Epistemic Graph Service Layer Architecture¶

CONCEPT:KG-2.7 — Tokio-first graph service

Overview¶

The epistemic-graph service layer is a long-running Tokio process that holds multiple named graphs in memory and serves requests over Unix Domain Socket (UDS) or TCP. It replaces the previous PyO3 in-process FFI approach as the primary compute backend.
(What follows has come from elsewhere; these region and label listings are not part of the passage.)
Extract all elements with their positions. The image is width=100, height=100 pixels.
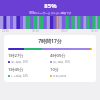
staticText: 浅い睡眠 56% (53, 60, 70, 64)
button[interactable]: 1時45分 (8, 67, 50, 78)
staticText: 深い睡眠 20% (11, 60, 28, 64)
button[interactable]: 10分 (50, 67, 92, 77)
staticText: 00:58 (32, 29, 39, 33)
staticText: 85%のユーザーよりもよい睡眠です (29, 11, 72, 15)
staticText: 7時間17分 (8, 38, 92, 45)
staticText: 4時05分 (50, 53, 66, 59)
button[interactable]: 1時27分 (8, 53, 50, 64)
staticText: 1時45分 (8, 67, 24, 73)
staticText: 85% (44, 2, 57, 10)
staticText: 06:56 (91, 29, 98, 33)
staticText: 1時27分 (8, 53, 24, 59)
button[interactable]: 7時間17分 (4, 35, 96, 82)
staticText: 23:26 (2, 29, 9, 33)
staticText: 10分 (50, 67, 59, 73)
staticText: レム睡眠 24% (11, 74, 28, 78)
button[interactable]: 4時05分 (50, 53, 92, 64)
button[interactable]: 睡眠グラフ (0, 16, 100, 29)
staticText: 目覚め時間 (53, 74, 67, 77)
staticText: 03:07 (61, 29, 68, 33)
Python (agent-utilities API gateway)
  └── GraphComputeEngine (async UDS/TCP client)
        └── epistemic-graph-server (Tokio, long-running)
              ├── GraphRegistry (named graphs)
              ├── ChannelManager (P2P, 1:1, many:many, bus)
              ├── IsolationLayer (ACL enforcement)
              └── Checkpoint/Persistence

Graph Topology¶

Graph Types¶

Type	Naming Convention	Access	Purpose
Bus	`__bus__`	All agents R/W	Global event broadcast, inter-agent messaging
Agent	`agent:<id>`	Owner: full, Manager: full, Peers: denied	Private agent knowledge, episode memory
Team	`team:<name>`	Members: read, Manager: R/W	Shared team context, project knowledge
Global	`global:<name>`	All: read-only	System ontology, tool registry

Isolation Rules¶

Peer isolation: Agent graphs are invisible to peer agents
Hierarchical access: Manager agents have full access to subordinate graphs
Bus is public: __bus__ readable/writable by all authenticated agents
Team scoping: Team graphs are read-only for members, read-write for manager
Global read-only: Global graphs are system-managed, agent-readable

Dynamic Communication Channels¶

Agents can create ephemeral channels for P2P or group communication:

1:1 channels: channel:p2p:<agent_a>:<agent_b> — direct messaging
Many:many channels: channel:group:<uuid> — group created by any agent
Lifecycle: Create → Join → Leave → Close
KG Imprint: On close, the channel creates a permanent KG record with:
Vectorized embedding of the conversation summary
Participant edges preserved permanently
Topic metadata and timestamps

Configuration¶

All settings are available in the XDG config.json:

Field	Env Var	Default	Description
`graph_service_socket`	`GRAPH_SERVICE_SOCKET`	`$XDG_RUNTIME_DIR/epistemic-graph.sock`	UDS socket path
`graph_service_tcp_addr`	`GRAPH_SERVICE_TCP_ADDR`	`None`	TCP address (e.g., `0.0.0.0:9100`)
`graph_service_auth_secret`	`GRAPH_SERVICE_AUTH_SECRET`	`None`	HMAC-SHA256 shared secret
`graph_service_checkpoint_secs`	`GRAPH_SERVICE_CHECKPOINT_SECS`	`300`	Auto-checkpoint interval
`graph_service_persist_on_shutdown`	`GRAPH_SERVICE_PERSIST_ON_SHUTDOWN`	`true`	Serialize on shutdown

Authentication¶

All connections require HMAC-SHA256 authentication: - Client computes HMAC-SHA256(secret, request_id) and sends it as auth_token - Server verifies the token before processing any request - For UDS-only deployments, Unix file permissions provide additional isolation - TCP deployments require authentication

API Gateway Integration¶

The service lifecycle is tied to the agent-utilities API gateway: - Startup: Gateway sends Reconcile to push authoritative state from the backend - Shutdown: Gateway sends Checkpoint to persist all graphs - The service process is the epistemic-graph-server Rust daemon (run via cargo run -p epistemic-graph). GraphComputeEngine will auto-start it on first connect when EPISTEMIC_GRAPH_AUTOSTART=1 is set; otherwise the daemon must already be running.

Migration from PyO3¶

The PyO3 in-process FFI path has been fully removed. GraphComputeEngine talks to the epistemic-graph-server Tokio daemon exclusively over the out-of-process MessagePack/UDS (or TCP) client (epistemic_graph.client); there is no in-process embedded fallback. If the daemon is unreachable, set EPISTEMIC_GRAPH_AUTOSTART=1 to have the engine spawn it on first connect.

Sharding (Stage 2)¶

With 2+ entries in GRAPH_SERVICE_ENDPOINTS, GraphComputeEngine routes each named graph to its owning shard by HRW rendezvous hashing (tenant → named graph → HRW → shard, CONCEPT:KG-2.58). Autostart then applies only to the local unix:// endpoint — an unreachable remote shard is a fail-loud ConnectionError naming the shard. See engine_sharding.md.